平均循环时间：3.228989839553833

对于一个100x100的图像，平均循环需要3秒，与OpenCV的函数相比似乎有些长。

我查看了如何加速Python嵌套循环？和在图像中循环像素，但我没有立即看到如何矢量化此操作。

如何加速这个查找操作的嵌套循环？

- miguelmorin

2

你可以使用编译语言。Python并不是万能的最佳工具。 - TomServo

4

请提供一些样本数据和期望输出。[MCVE] （注：MCVE是“Minimal, Complete, and Verifiable Example”的缩写，意思是“最小、完整和可验证的示例”，用于描述程序设计问题时要提供足够的信息以便其他人能够重现该问题） - Alexander

2

请提供样本数据和期望输出。如果您使用numpy，则您的要求甚至不需要嵌套for循环。 - pissall

1

除了一些示例数据外，更详细地解释您要做什么会有所帮助。有许多方法可以“根据像素的灰度值填充输出数组以查找值”。 - jirassimok

1

如果你想要更快的速度，我建议删除包含print语句的if块。 - C.Nivs

显示剩余3条评论

3个回答

1

使用纯numpy可以很快地解决这个问题。

首先以向量化的方式计算brightness。
接下来使用brightness索引tones，将gray转换为形状为HxWx2x2的4D数组。
使用np.transpose重新组织数组，将tones中引入的维度与gray中原始维度交错。图像被转换为Hx2xWx2。
“展平/合并”垂直维度（从gray中的H和tone中的2），对水平维度（从gray中的W和tone中的2）执行相同操作。
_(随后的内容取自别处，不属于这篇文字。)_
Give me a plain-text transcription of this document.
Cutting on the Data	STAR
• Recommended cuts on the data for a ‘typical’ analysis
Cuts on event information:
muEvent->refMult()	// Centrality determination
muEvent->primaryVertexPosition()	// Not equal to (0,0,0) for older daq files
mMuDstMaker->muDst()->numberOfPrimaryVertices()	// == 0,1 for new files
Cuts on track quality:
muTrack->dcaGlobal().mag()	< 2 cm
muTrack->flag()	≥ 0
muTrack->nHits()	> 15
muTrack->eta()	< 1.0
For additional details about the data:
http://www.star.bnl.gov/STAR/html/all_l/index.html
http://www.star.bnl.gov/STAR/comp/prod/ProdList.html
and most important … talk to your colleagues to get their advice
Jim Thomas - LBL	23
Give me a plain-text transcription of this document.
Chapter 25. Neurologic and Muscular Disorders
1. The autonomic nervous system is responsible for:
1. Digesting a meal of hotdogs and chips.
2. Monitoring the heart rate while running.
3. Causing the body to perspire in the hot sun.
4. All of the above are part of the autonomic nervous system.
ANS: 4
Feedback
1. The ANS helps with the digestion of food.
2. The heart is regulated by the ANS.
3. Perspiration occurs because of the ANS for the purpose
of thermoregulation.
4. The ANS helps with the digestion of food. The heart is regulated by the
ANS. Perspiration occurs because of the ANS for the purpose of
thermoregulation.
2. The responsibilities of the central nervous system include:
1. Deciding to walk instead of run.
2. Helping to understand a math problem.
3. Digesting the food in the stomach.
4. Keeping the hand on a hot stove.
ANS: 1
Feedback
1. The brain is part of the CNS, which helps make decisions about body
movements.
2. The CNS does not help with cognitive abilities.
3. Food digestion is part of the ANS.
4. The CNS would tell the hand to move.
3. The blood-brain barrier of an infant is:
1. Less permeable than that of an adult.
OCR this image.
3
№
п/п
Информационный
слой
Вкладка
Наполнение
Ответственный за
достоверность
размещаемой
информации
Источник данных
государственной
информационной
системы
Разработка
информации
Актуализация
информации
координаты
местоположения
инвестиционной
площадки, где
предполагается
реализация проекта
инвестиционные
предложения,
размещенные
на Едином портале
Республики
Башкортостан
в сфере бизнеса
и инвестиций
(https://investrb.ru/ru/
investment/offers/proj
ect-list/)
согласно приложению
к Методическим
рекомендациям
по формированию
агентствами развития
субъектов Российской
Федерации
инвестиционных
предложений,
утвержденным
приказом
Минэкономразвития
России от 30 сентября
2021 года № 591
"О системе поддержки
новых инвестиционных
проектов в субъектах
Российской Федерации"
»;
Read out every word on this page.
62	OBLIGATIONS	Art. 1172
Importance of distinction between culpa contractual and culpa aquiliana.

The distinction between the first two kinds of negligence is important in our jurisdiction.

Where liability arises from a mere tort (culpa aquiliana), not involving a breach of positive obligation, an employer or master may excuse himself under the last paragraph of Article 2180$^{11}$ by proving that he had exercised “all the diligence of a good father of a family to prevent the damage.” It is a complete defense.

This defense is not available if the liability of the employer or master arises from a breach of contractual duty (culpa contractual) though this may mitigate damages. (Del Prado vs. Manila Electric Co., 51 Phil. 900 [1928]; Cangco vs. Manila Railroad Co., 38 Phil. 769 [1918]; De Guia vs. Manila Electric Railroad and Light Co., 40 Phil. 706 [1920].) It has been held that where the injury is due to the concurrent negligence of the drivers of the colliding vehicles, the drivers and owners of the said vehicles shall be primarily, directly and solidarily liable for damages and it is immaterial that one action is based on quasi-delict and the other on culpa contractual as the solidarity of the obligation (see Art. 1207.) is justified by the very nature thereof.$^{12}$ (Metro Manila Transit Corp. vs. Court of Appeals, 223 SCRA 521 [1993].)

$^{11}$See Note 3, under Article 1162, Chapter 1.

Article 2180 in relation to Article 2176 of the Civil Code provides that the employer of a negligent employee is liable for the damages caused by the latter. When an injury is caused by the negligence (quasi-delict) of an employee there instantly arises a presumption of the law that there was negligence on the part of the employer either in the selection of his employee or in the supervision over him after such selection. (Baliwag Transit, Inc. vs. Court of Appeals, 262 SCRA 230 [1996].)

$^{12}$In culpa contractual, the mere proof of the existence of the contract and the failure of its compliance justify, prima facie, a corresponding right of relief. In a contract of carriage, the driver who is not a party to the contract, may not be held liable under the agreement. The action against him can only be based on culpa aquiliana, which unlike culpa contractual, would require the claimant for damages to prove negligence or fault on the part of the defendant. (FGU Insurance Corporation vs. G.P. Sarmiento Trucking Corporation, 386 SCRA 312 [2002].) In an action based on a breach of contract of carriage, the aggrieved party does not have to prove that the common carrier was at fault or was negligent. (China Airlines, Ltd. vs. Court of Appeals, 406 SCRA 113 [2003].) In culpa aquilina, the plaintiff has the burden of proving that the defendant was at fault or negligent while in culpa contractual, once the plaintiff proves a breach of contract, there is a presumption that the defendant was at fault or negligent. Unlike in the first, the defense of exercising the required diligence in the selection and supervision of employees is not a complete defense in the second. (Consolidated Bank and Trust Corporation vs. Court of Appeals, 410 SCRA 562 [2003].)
这个操作通过重塑为(H*2)x(W*2)完成。

请将以下代码粘贴到问题代码下方并运行。

def process_tones2():
    tones = np.array(TONES, dtype='u1')
    size = int(np.sqrt(tones.shape[-1]))
    tones = 255 * tones.reshape(-1, size, size)
    bins = tones.sum(axis=(-2,-1), dtype=int) // size ** 2
    iperm = np.argsort(bins)
    return bins[iperm], tones[iperm]

def halftone_fast(gray, bins, tones):
    height, width = gray.shape
    tone_height, tone_width = tones.shape[-2:]
    brightness = np.round(gray / 255 * (len(tones) - 1)).astype('u1')
    binary4d = tones[brightness]
    binary4d = binary4d.transpose((0,2,1,3))
    binary = binary4d.reshape(height * tone_height, width * tone_width)
    return binary

bins, tones = process_tones2()
start = time.time()
for i in range(10):
    binary2 = halftone_fast(gray, bins, tones)
duration = time.time() - start
print("Average loop time: " + str(duration))
print("Error:", np.linalg.norm(binary.astype(float) - binary2))

在我的电脑上，我得到了以下结果：

Average loop time: 2.3393328189849854
Average loop time: 0.0032405853271484375
Error: 0.0

加速约为1000倍。

请注意，在halftone_fast()中未使用参数bins。原因是它对半色调处理不需要。只有当TONES从0开始，以所有亮度级结束时，才能在问题的代码中起作用。因此，brightness作为tones排序列表中的索引。

如果映射不是线性的，则必须使用np.digitize(gray, bins)来计算tones数组中的正确索引。

- tstanisl

很棒的解决方案！ - Alexander

1

你的算法似乎有两个部分：计算每个像素的“亮度”，并用半色调点替换像素。

首先，我会假设输入图像的形状为（h，w）。

grayscale = np.array(...)
h, w = grayscale.shape

亮度级别

计算亮度需要两个步骤：

Determine the bounds for each brightness level. This can be achieved by using np.linspace to divides the range [0, 256) into num_tones equal-sized chunks.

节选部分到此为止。